Tive o privilégio de assistir ao espetáculo infantil “ O mistério das treze portas”, na verdade, um grande evento que traz à luz os seres que fizeram história, nas suas transgressivas formas de ser e de conceberem a vida. Sujeitos massificados e excluídos socialmente, atingidos com as pedras do preconceito de uma sociedade que apenas lhes permitiu a mísera visibilidade do desdém e da zombaria, julgando-os com critérios absolutamente elitistas.
À medida que os nomes desfilavam naquele palco, igualmente reavivavam e se abriam lentamente “as portas” das minhas lembranças desses personagens que percorreram as ruas do Crato e deixaram suas marcas, resgatadas, hoje, graças a sua sensibilidade antropológica e de todos que tornaram possível o livro, e consequentemente, o espetáculo.
Parabenizá-los é muito pouco diante do coquetel cultural que degustamos ao sabor das músicas e da diversidade dos artistas.
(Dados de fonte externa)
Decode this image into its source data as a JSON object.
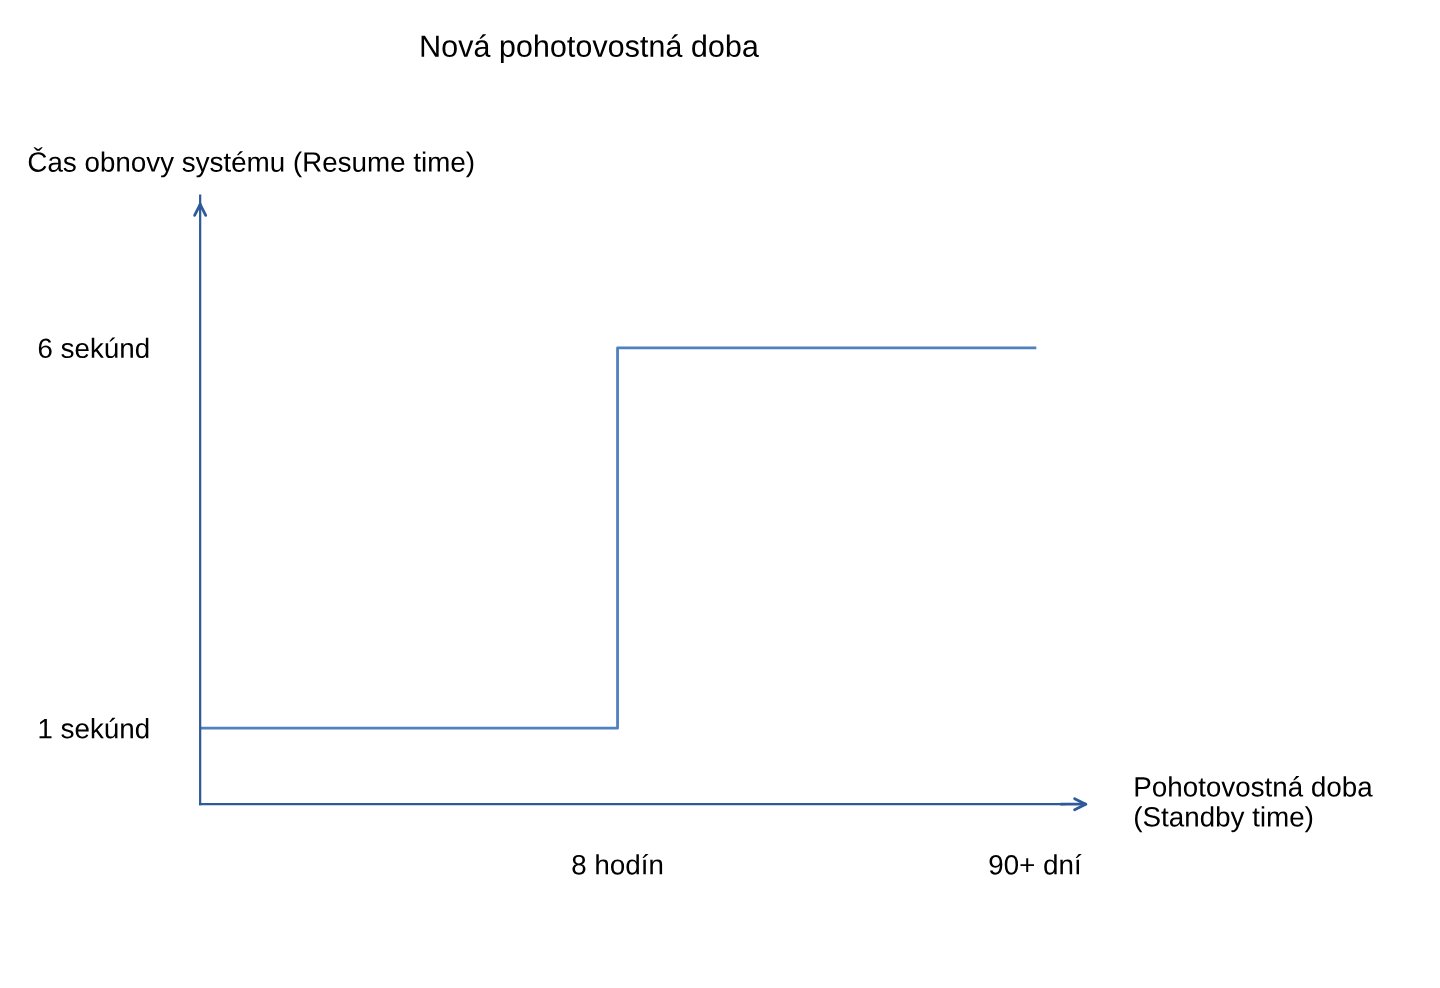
{
  "chart_data": {
    "type": "step",
    "title": "Nová pohotovostná doba",
    "xlabel": "Pohotovostná doba\n(Standby time)",
    "ylabel": "Čas obnovy systému (Resume time)",
    "categories": [
      null,
      "8 hodín",
      "90+ dní"
    ],
    "series": [
      {
        "color": "#4f81bd",
        "values": [
          1,
          6,
          6
        ]
      }
    ],
    "ylim": [
      0,
      8
    ],
    "yticks": [
      {
        "value": 1,
        "label": "1 sekúnd"
      },
      {
        "value": 6,
        "label": "6 sekúnd"
      }
    ],
    "grid": false,
    "legend": false,
    "marker": "none",
    "line_style": "solid"
  }
}
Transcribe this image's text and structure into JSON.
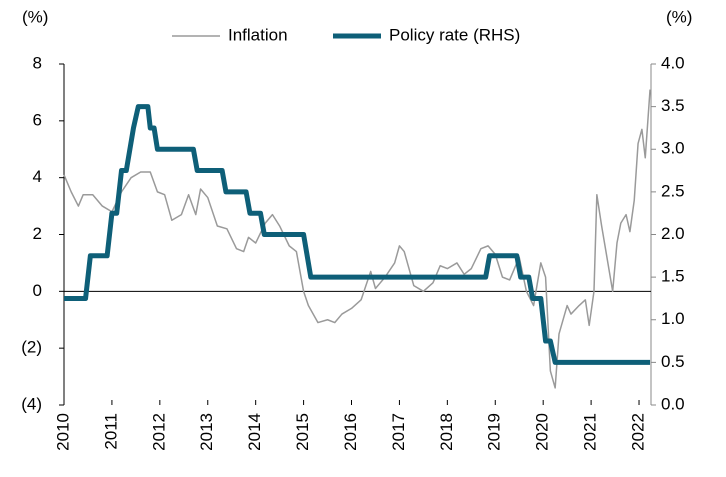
{
  "chart_data": {
    "type": "line",
    "y_label": "(%)",
    "y2_label": "(%)",
    "xlim": [
      2010,
      2022.25
    ],
    "xticks": [
      2010,
      2011,
      2012,
      2013,
      2014,
      2015,
      2016,
      2017,
      2018,
      2019,
      2020,
      2021,
      2022
    ],
    "ylim": [
      -4,
      8
    ],
    "yticks": [
      {
        "value": -4,
        "label": "(4)"
      },
      {
        "value": -2,
        "label": "(2)"
      },
      0,
      2,
      4,
      6,
      8
    ],
    "y2lim": [
      0,
      4
    ],
    "y2ticks": [
      {
        "value": 0,
        "label": "0.0"
      },
      0.5,
      {
        "value": 1,
        "label": "1.0"
      },
      1.5,
      {
        "value": 2,
        "label": "2.0"
      },
      2.5,
      {
        "value": 3,
        "label": "3.0"
      },
      3.5,
      {
        "value": 4,
        "label": "4.0"
      }
    ],
    "series": [
      {
        "name": "Inflation",
        "color": "#9a9a9a",
        "width": 1.5,
        "x": [
          2010.0,
          2010.15,
          2010.3,
          2010.4,
          2010.6,
          2010.8,
          2011.0,
          2011.2,
          2011.4,
          2011.6,
          2011.8,
          2011.95,
          2012.1,
          2012.25,
          2012.45,
          2012.6,
          2012.75,
          2012.85,
          2013.0,
          2013.2,
          2013.4,
          2013.6,
          2013.75,
          2013.85,
          2014.0,
          2014.2,
          2014.35,
          2014.5,
          2014.7,
          2014.85,
          2015.0,
          2015.1,
          2015.3,
          2015.5,
          2015.65,
          2015.8,
          2016.0,
          2016.2,
          2016.4,
          2016.5,
          2016.7,
          2016.9,
          2017.0,
          2017.1,
          2017.3,
          2017.5,
          2017.7,
          2017.85,
          2018.0,
          2018.2,
          2018.35,
          2018.5,
          2018.7,
          2018.85,
          2019.0,
          2019.15,
          2019.3,
          2019.5,
          2019.65,
          2019.8,
          2019.95,
          2020.05,
          2020.15,
          2020.25,
          2020.33,
          2020.5,
          2020.58,
          2020.75,
          2020.88,
          2020.96,
          2021.06,
          2021.12,
          2021.22,
          2021.33,
          2021.45,
          2021.54,
          2021.62,
          2021.73,
          2021.81,
          2021.9,
          2021.98,
          2022.06,
          2022.13,
          2022.23
        ],
        "values": [
          4.1,
          3.5,
          3.0,
          3.4,
          3.4,
          3.0,
          2.8,
          3.5,
          4.0,
          4.2,
          4.2,
          3.5,
          3.4,
          2.5,
          2.7,
          3.4,
          2.7,
          3.6,
          3.3,
          2.3,
          2.2,
          1.5,
          1.4,
          1.9,
          1.7,
          2.4,
          2.7,
          2.3,
          1.6,
          1.4,
          0.0,
          -0.5,
          -1.1,
          -1.0,
          -1.1,
          -0.8,
          -0.6,
          -0.3,
          0.7,
          0.1,
          0.5,
          1.0,
          1.6,
          1.4,
          0.2,
          0.0,
          0.3,
          0.9,
          0.8,
          1.0,
          0.6,
          0.8,
          1.5,
          1.6,
          1.3,
          0.5,
          0.4,
          1.2,
          0.0,
          -0.5,
          1.0,
          0.5,
          -2.8,
          -3.4,
          -1.5,
          -0.5,
          -0.8,
          -0.5,
          -0.3,
          -1.2,
          0.0,
          3.4,
          2.3,
          1.2,
          0.0,
          1.7,
          2.4,
          2.7,
          2.1,
          3.2,
          5.2,
          5.7,
          4.7,
          7.1
        ]
      },
      {
        "name": "Policy rate (RHS)",
        "color": "#0e5f78",
        "width": 5,
        "axis": "y2",
        "x": [
          2010.0,
          2010.45,
          2010.55,
          2010.9,
          2011.0,
          2011.1,
          2011.2,
          2011.3,
          2011.45,
          2011.55,
          2011.75,
          2011.8,
          2011.88,
          2011.95,
          2012.7,
          2012.78,
          2013.3,
          2013.38,
          2013.8,
          2013.88,
          2014.1,
          2014.18,
          2015.0,
          2015.15,
          2018.8,
          2018.88,
          2019.45,
          2019.53,
          2019.7,
          2019.78,
          2019.95,
          2020.05,
          2020.15,
          2020.25,
          2022.23
        ],
        "values": [
          1.25,
          1.25,
          1.75,
          1.75,
          2.25,
          2.25,
          2.75,
          2.75,
          3.25,
          3.5,
          3.5,
          3.25,
          3.25,
          3.0,
          3.0,
          2.75,
          2.75,
          2.5,
          2.5,
          2.25,
          2.25,
          2.0,
          2.0,
          1.5,
          1.5,
          1.75,
          1.75,
          1.5,
          1.5,
          1.25,
          1.25,
          0.75,
          0.75,
          0.5,
          0.5
        ]
      }
    ]
  }
}
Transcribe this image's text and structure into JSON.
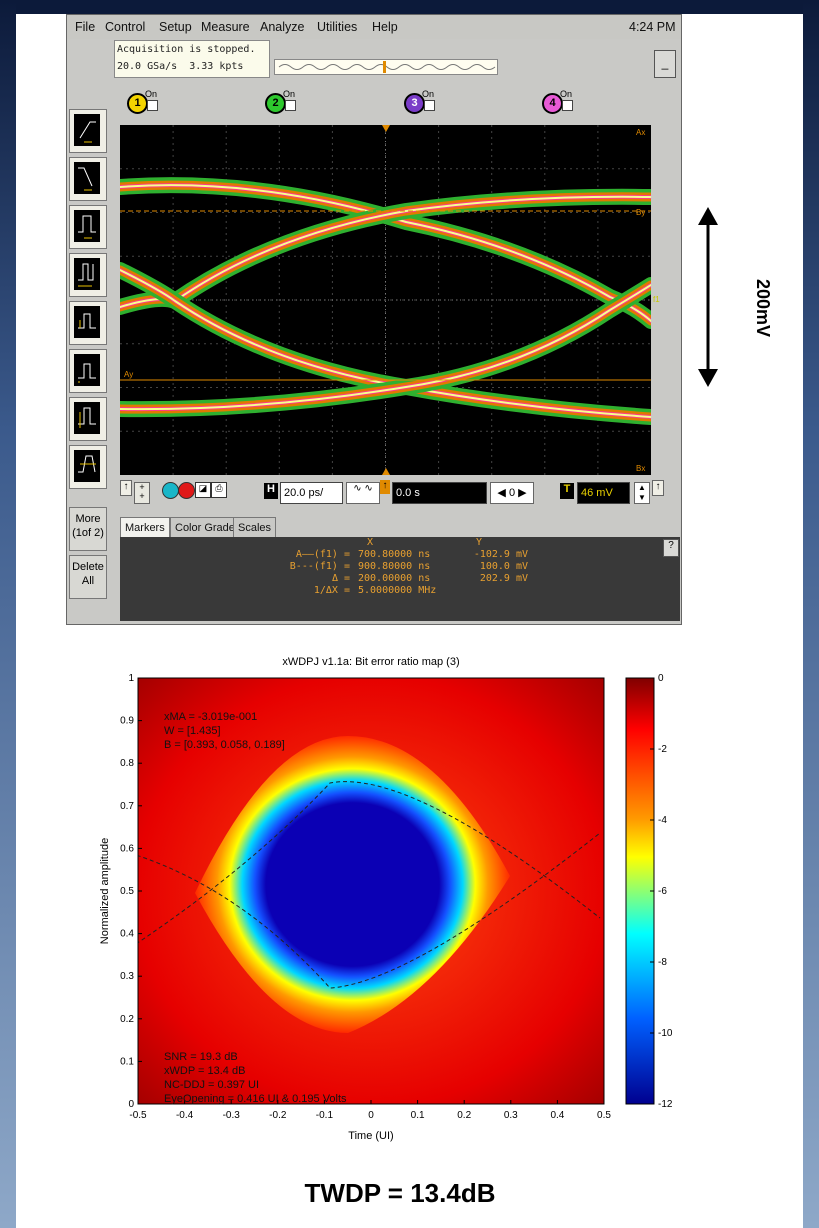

Jamais esquecerei o cântico performático de João do Crato que mesclou tão bem, corpo, voz e coração num só pulsar interpretativo.
Claro, que também deixo aqui algumas observações, que talvez sirvam de sugestões, a partir da minha limitada percepção crítica. A meu ver, a idéia do Mateus e da Catarina como apresentadores foi maravilhosa, no entanto, julgo que se esses mesmos personagens teriam mais brilho e mais aceitação do público infantil, dando ao texto um caráter de conotação de história como bem é feito no livro, sem aquele empilhar de folhas digitadas que lhes cobriam o brilho e acabaram comprometendo, relativamente, o show, dando-lhe uma ideia de um ensaio, apenas.
Quanto à apresentação musical, julgo que seria mais interessante e condizente com a proposta que os cantores estivessem TODOS, e não só alguns, caracterizados com o personagem que estavam representando, uma vez que se trata de um trabalho para crianças, e, a compreensão infantil opera mais com o concreto, o visto, e não o subjetivo. Sem contar, também, na expectativa criada no público adulto, em ver e relembrar os sujeitos ali anunciados, evidente que não se esperava um teatro naturalista na sua essência. No entanto, na minha forma de perceber, ali não era apenas um mero show musical; a música estava em função de um contexto maior, por alargar e aprofundar o texto e o resgate histórico que se pretendia dar no final, com o intuito de formar um tecido único, a partir de cada fio ali exposto.
Mas, acredite, meu caro Zé Flávio, nada afetou o brilho da tão inspiradora ideia, a composição e a poesia presentes no tributo ao Beato Zé Lourenço foi realmente encantadoras. Já fico no aguardo do abrir de outras portas, em que espectador e leitor adotando a postura da Alice do Lewis Carroll, adentrem em outros países das maravilhas culturais que sua inspiração como escritor pode e sabe tão bem proporcionar.
2 comentários:
A lombra desta leitura é permanente...
Puro encanto!
Esta avaliação da cena viva do livro bem releva a força da criação coletiva. Algo que não é fácil pois é comum o incômodo da padronização sobre as diferenças ou a dissintonia de tantas vozes. O cariri provou que sabe fazer isso.